How the Metaverse is shaping your favourite brands
Described as a series of virtual worlds designed to offer a fully immersive digital experience, the Metaverse may seem like a digital playground. However, with industry experts predicting that the Metaverse will be part of the fabric of everyday life within the next decade, businesses would do well to recognise its potential.
With big name brands always looking for new ways to connect with their customer base, it is perhaps no surprise to see some of the world’s biggest names embracing the opportunities presented by an alternative digital reality. In this article, we take a look at how Web3, non-fungible tokens (NFTs), Crypto and Blockchain are becoming the norm for some of the globe’s most well-known brands.
Nike takes a ‘sporting chance’ on the Metaverse
Earlier this month, Nike opened an online store and trading platform for virtual sneakers, releasing its own goods on the Swoosh platform, where users will be able to collect and show off their purchases. This is part of the brand’s ongoing investment in the Metaverse with Nike earning nearly $200 million to date from NFT products alone. Last year, it started filing trademarks for virtual goods, opened its own virtual world on Roblox and acquired virtual sneaker creator RTFKT.
Digital products available on Swoosh include various types of tie-ins and may unlock access to physical items, making them available in video games or providing entry to real-life events.
The Metaverse space will also provide brand tie-ins with athletes signed to Nike, equipping them with their own storefronts on the site. Long term it is likely that individual creators may also have the opportunity to co-create products with Nike and earn royalties on their designs.
Despite the recent turbulence in crypto markets, Nike’s move showcases the potential for the Metaverse and blockchain technology to create new revenues streams and ways to connect with consumers.
Formula One races in to next chapter
In October of this year, Formula One filed eight trade mark applications covering cryptocurrency, NFTs, crypto marketplaces, retail stores for virtual goods, cryptocurrency trading and mining and blockchain financial transactions.
Obtaining these trademarks highlights that F1 may wish to play an active role in the growing Web3 ecosystem and may plan to offer retail store services in virtual goods, as well as provide an online marketplace for buyers and sellers of crypto and NFTs.
Its trademark applications cover software for use with cryptocurrency, meta tokens, digital collectibles and NFTs, as well as software for digital currency payment and exchange transactions.
The trademarks also pertain to virtual goods entertainment services, namely downloadable artwork, cryptocurrency, digital collectibles, crypto-collectibles and NFTs for use in online, virtual, augmented and mixed-reality environments.
Taking out a trademark for blockchain financial transactions is particularly interesting as it may indicate plans to integrate digital currency or digital tokens.
Overall, F1’s move is part of a growing trend for expansion into Web3 and virtual goods or services trademarks amongst major brands.

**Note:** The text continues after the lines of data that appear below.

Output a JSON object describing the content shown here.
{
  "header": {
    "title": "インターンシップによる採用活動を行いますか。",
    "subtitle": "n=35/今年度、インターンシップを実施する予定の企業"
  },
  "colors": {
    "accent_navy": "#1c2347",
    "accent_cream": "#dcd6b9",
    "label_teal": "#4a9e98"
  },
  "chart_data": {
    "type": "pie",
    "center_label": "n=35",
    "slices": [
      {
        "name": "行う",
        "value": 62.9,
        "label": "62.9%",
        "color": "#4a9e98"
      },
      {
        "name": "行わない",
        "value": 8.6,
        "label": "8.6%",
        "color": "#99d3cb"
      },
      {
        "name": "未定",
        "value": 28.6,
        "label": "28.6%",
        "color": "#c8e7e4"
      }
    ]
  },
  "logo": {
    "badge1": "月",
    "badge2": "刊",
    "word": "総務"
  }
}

In 2022, more than 5,800 trademark applications were filed with the U.S. Patent and Trademark Office (USPTO) for NFTs and related technology – over two and a half times more than the 2,087 recorded in 2021. Applications were filed for top brands including Gucci, Nike, Adidas, NewBalance and Hermes.

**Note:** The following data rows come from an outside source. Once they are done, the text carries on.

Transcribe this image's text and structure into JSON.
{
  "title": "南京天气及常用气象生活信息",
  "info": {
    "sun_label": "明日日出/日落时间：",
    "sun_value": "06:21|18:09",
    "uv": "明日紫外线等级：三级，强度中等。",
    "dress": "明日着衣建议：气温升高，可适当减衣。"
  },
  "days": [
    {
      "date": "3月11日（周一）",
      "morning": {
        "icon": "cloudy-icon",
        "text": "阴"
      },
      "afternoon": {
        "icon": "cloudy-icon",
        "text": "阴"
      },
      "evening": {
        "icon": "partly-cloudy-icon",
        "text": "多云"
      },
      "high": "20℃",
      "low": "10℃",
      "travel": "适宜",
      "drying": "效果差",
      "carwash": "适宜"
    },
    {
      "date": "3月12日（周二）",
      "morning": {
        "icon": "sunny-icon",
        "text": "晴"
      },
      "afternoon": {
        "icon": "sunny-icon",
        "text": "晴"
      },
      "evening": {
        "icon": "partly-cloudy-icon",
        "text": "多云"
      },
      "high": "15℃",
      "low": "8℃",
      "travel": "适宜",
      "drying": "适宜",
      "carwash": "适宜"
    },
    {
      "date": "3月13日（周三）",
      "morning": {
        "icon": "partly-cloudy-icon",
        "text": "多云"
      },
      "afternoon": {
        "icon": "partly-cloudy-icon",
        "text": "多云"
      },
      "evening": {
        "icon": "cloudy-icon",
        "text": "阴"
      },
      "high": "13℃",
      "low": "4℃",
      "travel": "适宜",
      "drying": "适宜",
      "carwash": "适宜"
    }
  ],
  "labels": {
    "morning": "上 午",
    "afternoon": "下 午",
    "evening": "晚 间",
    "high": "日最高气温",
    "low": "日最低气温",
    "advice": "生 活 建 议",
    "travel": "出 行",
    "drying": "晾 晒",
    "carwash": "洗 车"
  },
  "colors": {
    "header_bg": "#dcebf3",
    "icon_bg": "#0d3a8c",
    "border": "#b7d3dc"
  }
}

Welcome to the McMetaverse
In January 2022, the popular fast-food chain filed ten patents to sell virtual goods and drinks as downloadable media files containing NFTs.
McDonald’s also plans to operate a virtual restaurant featuring “virtual and actual food” and included the McCafe brand in the Metaverse trademark application.

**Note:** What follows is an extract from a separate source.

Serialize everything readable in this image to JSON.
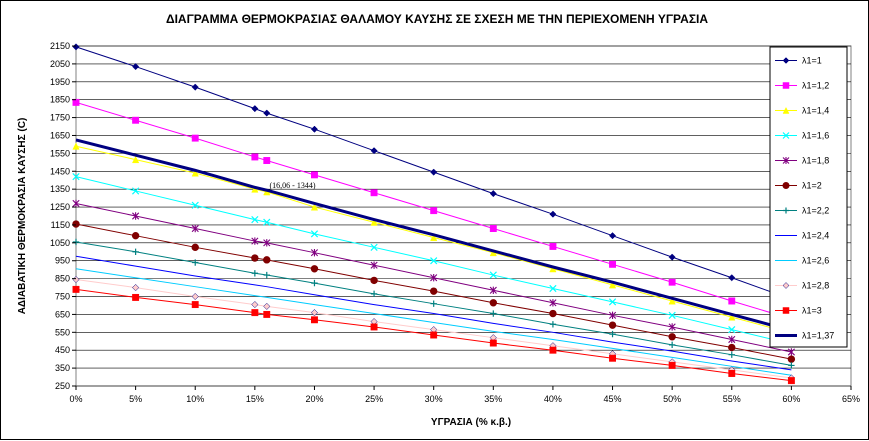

The company also plans to organise virtual entertainment events like concerts. These events have become very popular as they eliminate geographical barriers that previously prevented fans from seeing their favourite acts perform; for artists, this vastly reduces the cost of touring.
Further afield in the food sector, bakery and cafe chain Panera Bread also submitted a similar trademark application for a virtual restaurant and cafe chain called Paneraverse.
Forecasts indicate that these trademarks are only set to become more popular as brands fear missing out on the potential gains from having a solid presence in the Metaverse.